B:私は全世界の人たちに私たちの国の実情を知ってほしいと思います。わが国には教化所、勾留施設がどれだけ多いことか! 人殺しや強盗などの悪い罪を犯した者以外は、(収容されている人たちは)犯罪者などではないんです。
こんな教化所や勾留施設は全部なくすべきです。監獄の中に入ってみると、そこにいるのはほとんどが女性です。皆、食べて生きるために行動した人たちです。とにかくすべて、社会が犯罪を作ったんです。配給をくれてお金があれば、誰も何もしませんよ。私は、本当は(貧しい)社会が犯罪を作り出していると思う。すべては社会が悪い。映画で外国の監獄の様子を見たことがありますが、わが国の監獄生活ほどひどくはなかったです。
シム:あなたは何の罪で捕まって入れられたのですか?
B:私はただ体の悪い人を治療してあげただけです。その行為(医療行為)が罪だというのですよ。
シム:今の朝鮮では、個人が病院に行っても処方だけして薬もくれません、結局、薬は全部個人が買って使っています。それなのに、治療してあげたことが罪になるなんて......。

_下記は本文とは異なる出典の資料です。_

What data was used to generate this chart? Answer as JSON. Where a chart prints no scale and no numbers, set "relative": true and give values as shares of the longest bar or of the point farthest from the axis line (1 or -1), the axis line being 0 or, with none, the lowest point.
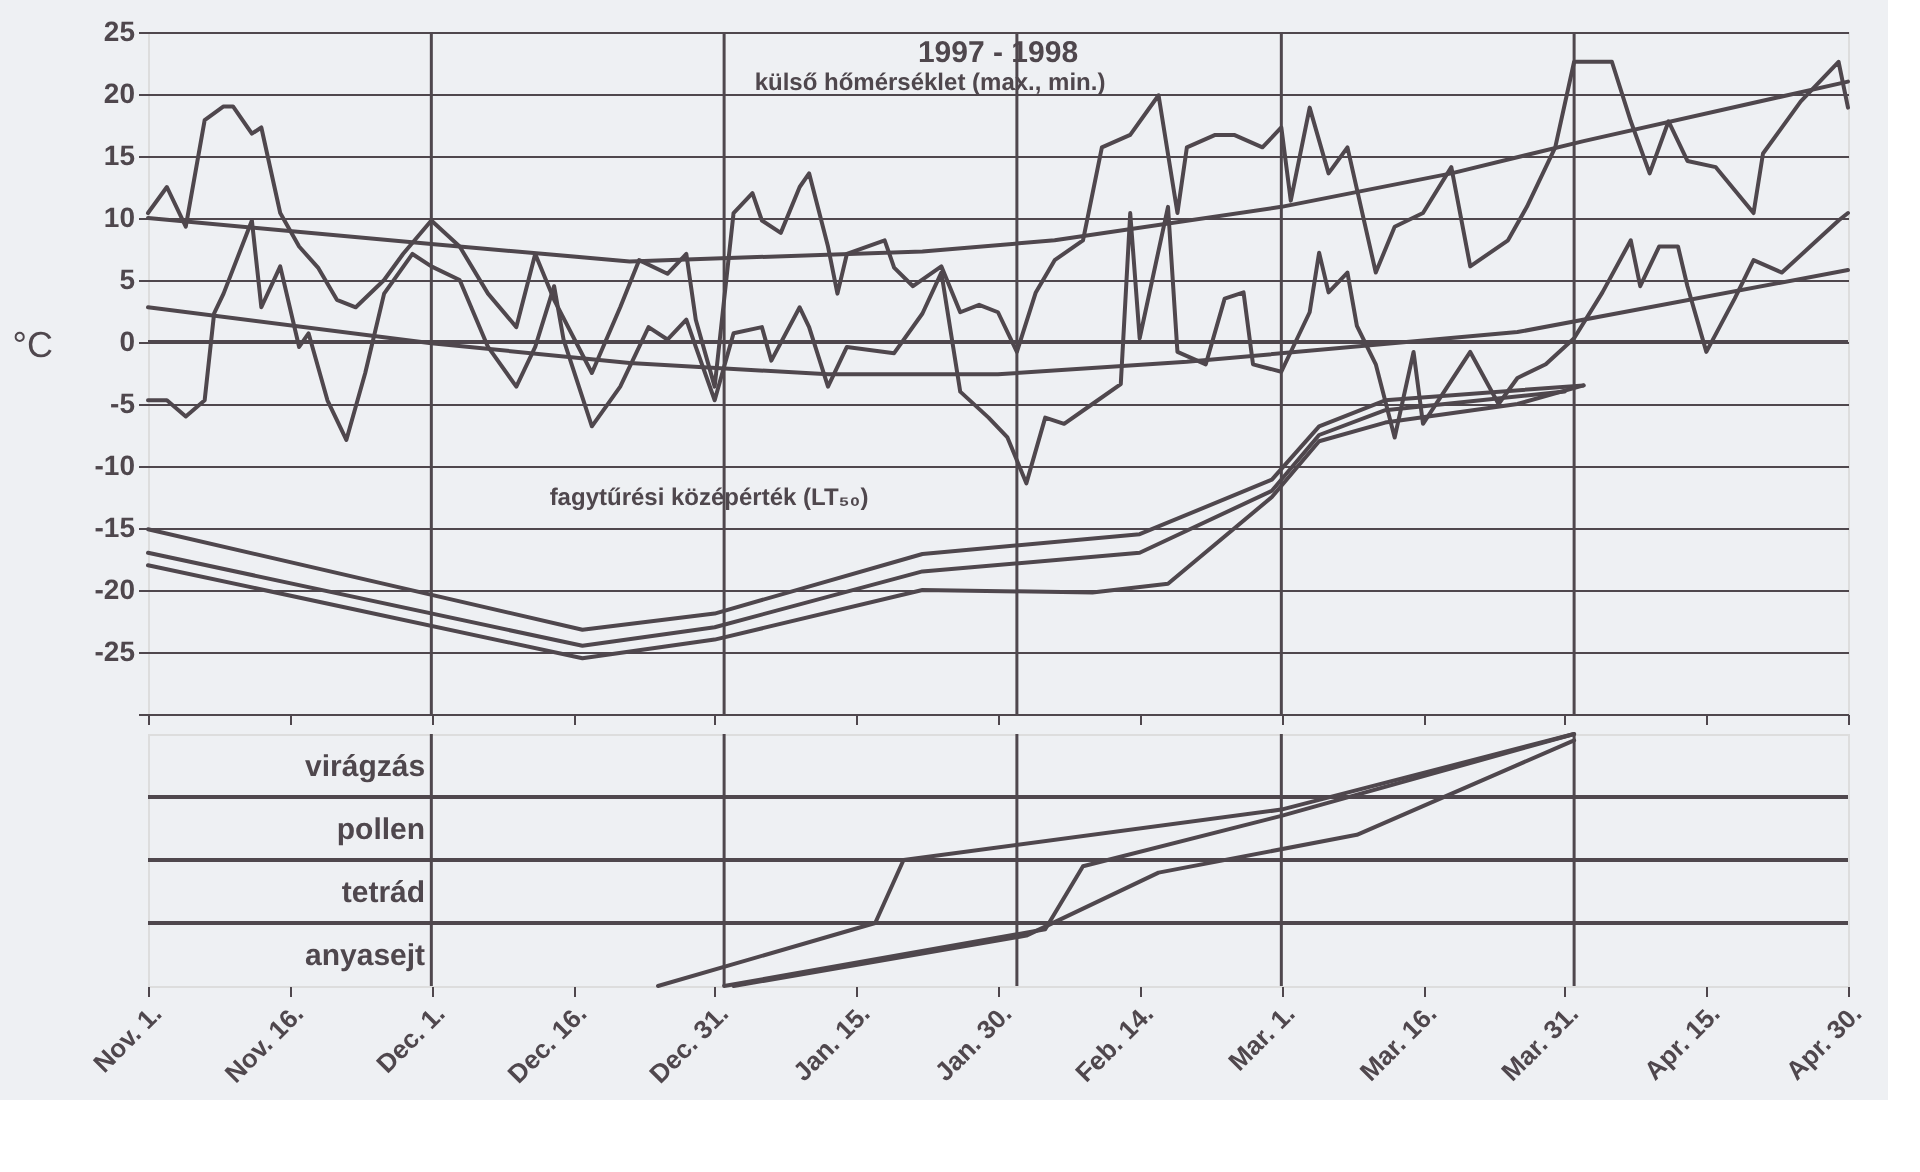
{
  "chart_data": [
    {
      "type": "line",
      "title": "1997 - 1998",
      "ylabel": "°C",
      "annotations": [
        "külső hőmérséklet (max., min.)",
        "fagytűrési középérték (LT₅₀)"
      ],
      "xlim": [
        "1997-11-01",
        "1998-04-30"
      ],
      "xticks": [
        {
          "value": "1997-11-01",
          "label": null
        },
        {
          "value": "1997-11-16",
          "label": null
        },
        {
          "value": "1997-12-01",
          "label": null
        },
        {
          "value": "1997-12-16",
          "label": null
        },
        {
          "value": "1997-12-31",
          "label": null
        },
        {
          "value": "1998-01-15",
          "label": null
        },
        {
          "value": "1998-01-30",
          "label": null
        },
        {
          "value": "1998-02-14",
          "label": null
        },
        {
          "value": "1998-03-01",
          "label": null
        },
        {
          "value": "1998-03-16",
          "label": null
        },
        {
          "value": "1998-03-31",
          "label": null
        },
        {
          "value": "1998-04-15",
          "label": null
        },
        {
          "value": "1998-04-30",
          "label": null
        }
      ],
      "ylim": [
        -30,
        25
      ],
      "yticks": [
        {
          "value": -30,
          "label": null
        },
        -25,
        -20,
        -15,
        -10,
        -5,
        0,
        5,
        10,
        15,
        20,
        25
      ],
      "grid": "y",
      "tick_labels": "y",
      "ref_lines": [
        {
          "axis": "y",
          "value": 0,
          "color": "#4f474d"
        },
        {
          "axis": "x",
          "value": "1997-12-01",
          "color": "#4f474d"
        },
        {
          "axis": "x",
          "value": "1998-01-01",
          "color": "#4f474d"
        },
        {
          "axis": "x",
          "value": "1998-02-01",
          "color": "#4f474d"
        },
        {
          "axis": "x",
          "value": "1998-03-01",
          "color": "#4f474d"
        },
        {
          "axis": "x",
          "value": "1998-04-01",
          "color": "#4f474d"
        }
      ],
      "series": [
        {
          "color": "#4f474d",
          "x": [
            "1997-11-01",
            "1997-11-03",
            "1997-11-05",
            "1997-11-07",
            "1997-11-09",
            "1997-11-10",
            "1997-11-12",
            "1997-11-13",
            "1997-11-15",
            "1997-11-17",
            "1997-11-19",
            "1997-11-21",
            "1997-11-23",
            "1997-11-26",
            "1997-11-28",
            "1997-12-01",
            "1997-12-04",
            "1997-12-07",
            "1997-12-10",
            "1997-12-12",
            "1997-12-14",
            "1997-12-18",
            "1997-12-21",
            "1997-12-23",
            "1997-12-26",
            "1997-12-28",
            "1997-12-29",
            "1997-12-31",
            "1998-01-02",
            "1998-01-04",
            "1998-01-05",
            "1998-01-07",
            "1998-01-09",
            "1998-01-10",
            "1998-01-12",
            "1998-01-13",
            "1998-01-14",
            "1998-01-18",
            "1998-01-19",
            "1998-01-21",
            "1998-01-24",
            "1998-01-26",
            "1998-01-28",
            "1998-01-30",
            "1998-02-01",
            "1998-02-03",
            "1998-02-05",
            "1998-02-08",
            "1998-02-10",
            "1998-02-13",
            "1998-02-16",
            "1998-02-18",
            "1998-02-19",
            "1998-02-22",
            "1998-02-24",
            "1998-02-27",
            "1998-03-01",
            "1998-03-02",
            "1998-03-04",
            "1998-03-06",
            "1998-03-08",
            "1998-03-11",
            "1998-03-13",
            "1998-03-16",
            "1998-03-19",
            "1998-03-21",
            "1998-03-25",
            "1998-03-27",
            "1998-03-30",
            "1998-04-01",
            "1998-04-05",
            "1998-04-07",
            "1998-04-09",
            "1998-04-11",
            "1998-04-13",
            "1998-04-16",
            "1998-04-20",
            "1998-04-21",
            "1998-04-25",
            "1998-04-29",
            "1998-04-30"
          ],
          "values": [
            10.4,
            12.5,
            9.3,
            17.9,
            19,
            19,
            16.8,
            17.3,
            10.4,
            7.7,
            6,
            3.4,
            2.8,
            5,
            7.1,
            9.8,
            7.7,
            3.9,
            1.2,
            7.1,
            3.4,
            -2.5,
            2.8,
            6.6,
            5.5,
            7.1,
            1.8,
            -3.6,
            10.4,
            12,
            9.8,
            8.8,
            12.5,
            13.6,
            7.7,
            3.9,
            7.1,
            8.2,
            6,
            4.5,
            6.1,
            2.4,
            3,
            2.4,
            -0.8,
            4,
            6.6,
            8.2,
            15.7,
            16.7,
            19.9,
            10.4,
            15.7,
            16.7,
            16.7,
            15.7,
            17.3,
            11.4,
            18.9,
            13.6,
            15.7,
            5.6,
            9.3,
            10.4,
            14.1,
            6.1,
            8.2,
            10.9,
            15.7,
            22.6,
            22.6,
            17.8,
            13.6,
            17.8,
            14.6,
            14.1,
            10.4,
            15.2,
            19.4,
            22.6,
            18.9
          ]
        },
        {
          "color": "#4f474d",
          "x": [
            "1997-11-01",
            "1997-11-03",
            "1997-11-05",
            "1997-11-07",
            "1997-11-08",
            "1997-11-09",
            "1997-11-12",
            "1997-11-13",
            "1997-11-15",
            "1997-11-17",
            "1997-11-18",
            "1997-11-20",
            "1997-11-22",
            "1997-11-24",
            "1997-11-26",
            "1997-11-29",
            "1997-12-01",
            "1997-12-04",
            "1997-12-07",
            "1997-12-10",
            "1997-12-12",
            "1997-12-14",
            "1997-12-15",
            "1997-12-18",
            "1997-12-21",
            "1997-12-24",
            "1997-12-26",
            "1997-12-28",
            "1997-12-29",
            "1997-12-31",
            "1998-01-02",
            "1998-01-05",
            "1998-01-06",
            "1998-01-09",
            "1998-01-10",
            "1998-01-12",
            "1998-01-14",
            "1998-01-19",
            "1998-01-22",
            "1998-01-24",
            "1998-01-26",
            "1998-01-29",
            "1998-01-31",
            "1998-02-02",
            "1998-02-04",
            "1998-02-06",
            "1998-02-09",
            "1998-02-12",
            "1998-02-13",
            "1998-02-14",
            "1998-02-17",
            "1998-02-18",
            "1998-02-21",
            "1998-02-23",
            "1998-02-25",
            "1998-02-26",
            "1998-03-01",
            "1998-03-04",
            "1998-03-05",
            "1998-03-06",
            "1998-03-08",
            "1998-03-09",
            "1998-03-11",
            "1998-03-13",
            "1998-03-15",
            "1998-03-16",
            "1998-03-21",
            "1998-03-24",
            "1998-03-26",
            "1998-03-29",
            "1998-04-01",
            "1998-04-04",
            "1998-04-07",
            "1998-04-08",
            "1998-04-10",
            "1998-04-12",
            "1998-04-13",
            "1998-04-15",
            "1998-04-18",
            "1998-04-20",
            "1998-04-23",
            "1998-04-26",
            "1998-04-29",
            "1998-04-30"
          ],
          "values": [
            -4.7,
            -4.7,
            -6,
            -4.7,
            2.3,
            3.9,
            9.8,
            2.8,
            6.1,
            -0.4,
            0.7,
            -4.7,
            -7.9,
            -2.5,
            3.9,
            7.1,
            6.1,
            5,
            -0.4,
            -3.6,
            -0.4,
            4.5,
            0.2,
            -6.8,
            -3.6,
            1.2,
            0.2,
            1.8,
            -0.4,
            -4.7,
            0.7,
            1.2,
            -1.5,
            2.8,
            1.2,
            -3.6,
            -0.4,
            -0.9,
            2.3,
            5.6,
            -4,
            -6.1,
            -7.7,
            -11.4,
            -6.1,
            -6.6,
            -5,
            -3.4,
            10.4,
            0.3,
            10.9,
            -0.8,
            -1.8,
            3.5,
            4,
            -1.8,
            -2.4,
            2.4,
            7.2,
            4,
            5.6,
            1.3,
            -1.8,
            -7.7,
            -0.8,
            -6.6,
            -0.8,
            -5,
            -2.9,
            -1.8,
            0.3,
            4,
            8.2,
            4.5,
            7.7,
            7.7,
            4.5,
            -0.8,
            3.5,
            6.6,
            5.6,
            7.7,
            9.8,
            10.4
          ]
        },
        {
          "color": "#4f474d",
          "x": [
            "1997-11-01",
            "1997-12-01",
            "1997-12-22",
            "1998-01-22",
            "1998-02-05",
            "1998-03-01",
            "1998-03-19",
            "1998-04-02",
            "1998-04-30"
          ],
          "values": [
            10,
            7.9,
            6.5,
            7.3,
            8.2,
            10.9,
            13.6,
            16.2,
            21
          ]
        },
        {
          "color": "#4f474d",
          "x": [
            "1997-11-01",
            "1997-12-01",
            "1997-12-22",
            "1998-01-12",
            "1998-01-30",
            "1998-02-19",
            "1998-03-26",
            "1998-04-30"
          ],
          "values": [
            2.8,
            -0.1,
            -1.7,
            -2.6,
            -2.6,
            -1.6,
            0.8,
            5.8
          ]
        },
        {
          "color": "#4f474d",
          "x": [
            "1997-11-01",
            "1997-12-17",
            "1997-12-31",
            "1998-01-22",
            "1998-02-14",
            "1998-02-28",
            "1998-03-05",
            "1998-03-12",
            "1998-04-02"
          ],
          "values": [
            -15.1,
            -23.2,
            -21.9,
            -17.1,
            -15.5,
            -11.1,
            -6.8,
            -4.7,
            -3.5
          ]
        },
        {
          "color": "#4f474d",
          "x": [
            "1997-11-01",
            "1997-12-17",
            "1997-12-31",
            "1998-01-22",
            "1998-02-14",
            "1998-02-28",
            "1998-03-05",
            "1998-03-12",
            "1998-03-31"
          ],
          "values": [
            -17,
            -24.5,
            -23,
            -18.5,
            -17,
            -12,
            -7.5,
            -5.5,
            -4
          ]
        },
        {
          "color": "#4f474d",
          "x": [
            "1997-11-01",
            "1997-12-17",
            "1997-12-31",
            "1998-01-22",
            "1998-02-09",
            "1998-02-17",
            "1998-02-28",
            "1998-03-05",
            "1998-03-12",
            "1998-03-26",
            "1998-04-02"
          ],
          "values": [
            -18,
            -25.5,
            -24,
            -20,
            -20.2,
            -19.5,
            -12.5,
            -8,
            -6.5,
            -5,
            -3.5
          ]
        }
      ]
    },
    {
      "type": "line",
      "xlim": [
        "1997-11-01",
        "1998-04-30"
      ],
      "xticks": [
        {
          "value": "1997-11-01",
          "label": "Nov. 1."
        },
        {
          "value": "1997-11-16",
          "label": "Nov. 16."
        },
        {
          "value": "1997-12-01",
          "label": "Dec. 1."
        },
        {
          "value": "1997-12-16",
          "label": "Dec. 16."
        },
        {
          "value": "1997-12-31",
          "label": "Dec. 31."
        },
        {
          "value": "1998-01-15",
          "label": "Jan. 15."
        },
        {
          "value": "1998-01-30",
          "label": "Jan. 30."
        },
        {
          "value": "1998-02-14",
          "label": "Feb. 14."
        },
        {
          "value": "1998-03-01",
          "label": "Mar. 1."
        },
        {
          "value": "1998-03-16",
          "label": "Mar. 16."
        },
        {
          "value": "1998-03-31",
          "label": "Mar. 31."
        },
        {
          "value": "1998-04-15",
          "label": "Apr. 15."
        },
        {
          "value": "1998-04-30",
          "label": "Apr. 30."
        }
      ],
      "relative": true,
      "tick_labels": "x",
      "annotations": [
        "virágzás",
        "pollen",
        "tetrád",
        "anyasejt"
      ],
      "ref_lines": [
        {
          "axis": "y",
          "value": 0.25,
          "color": "#4f474d"
        },
        {
          "axis": "y",
          "value": 0.5,
          "color": "#4f474d"
        },
        {
          "axis": "y",
          "value": 0.75,
          "color": "#4f474d"
        },
        {
          "axis": "x",
          "value": "1997-12-01",
          "color": "#4f474d"
        },
        {
          "axis": "x",
          "value": "1998-01-01",
          "color": "#4f474d"
        },
        {
          "axis": "x",
          "value": "1998-02-01",
          "color": "#4f474d"
        },
        {
          "axis": "x",
          "value": "1998-03-01",
          "color": "#4f474d"
        },
        {
          "axis": "x",
          "value": "1998-04-01",
          "color": "#4f474d"
        }
      ],
      "series": [
        {
          "color": "#4f474d",
          "x": [
            "1997-12-25",
            "1998-01-17",
            "1998-01-20",
            "1998-03-01",
            "1998-04-01"
          ],
          "values": [
            0,
            0.25,
            0.5,
            0.7,
            1
          ]
        },
        {
          "color": "#4f474d",
          "x": [
            "1998-01-01",
            "1998-02-04",
            "1998-02-08",
            "1998-03-01",
            "1998-04-01"
          ],
          "values": [
            0,
            0.225,
            0.475,
            0.675,
            1
          ]
        },
        {
          "color": "#4f474d",
          "x": [
            "1998-01-02",
            "1998-02-02",
            "1998-02-16",
            "1998-03-09",
            "1998-04-01"
          ],
          "values": [
            0,
            0.2,
            0.45,
            0.6,
            0.975
          ]
        }
      ]
    }
  ]
}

B:罪の理由は(医師の)資格証がないのに治療したということです。でも、人が夜中にうちの家のドアを叩いて病気を見てくれと頼んで来たら、死にかかっている人を前に置いて知らんぷりはできないではないですか。それが訴えられて、そのために甑山に入りました。
シム:それで逮捕されたんですね?
B:「逮捕」という言葉遣いが本当に耳に障りますよ。×月に捕まって二ヶ月半(保安署の)勾留場に入れられていました。私の場合は人を治療してあげただけで他に何もないから、批判書だけ書きなさいといわれたんです、最初は。
それでも人に罪をかぶせて(教化所へ)送ってこそ、自分たちの星が一つ増えるので(階級が上がる、出世するの意)、保安員は何とかして罪を作り出そうとするんです。あいつらは自分たちでストーリーをあれこれ考えて、それで私は予審(取り調べ)を受けました。結局その間二か月半ぐらい勾留場に入れられましたが、ぞっとするような扱いを受けました。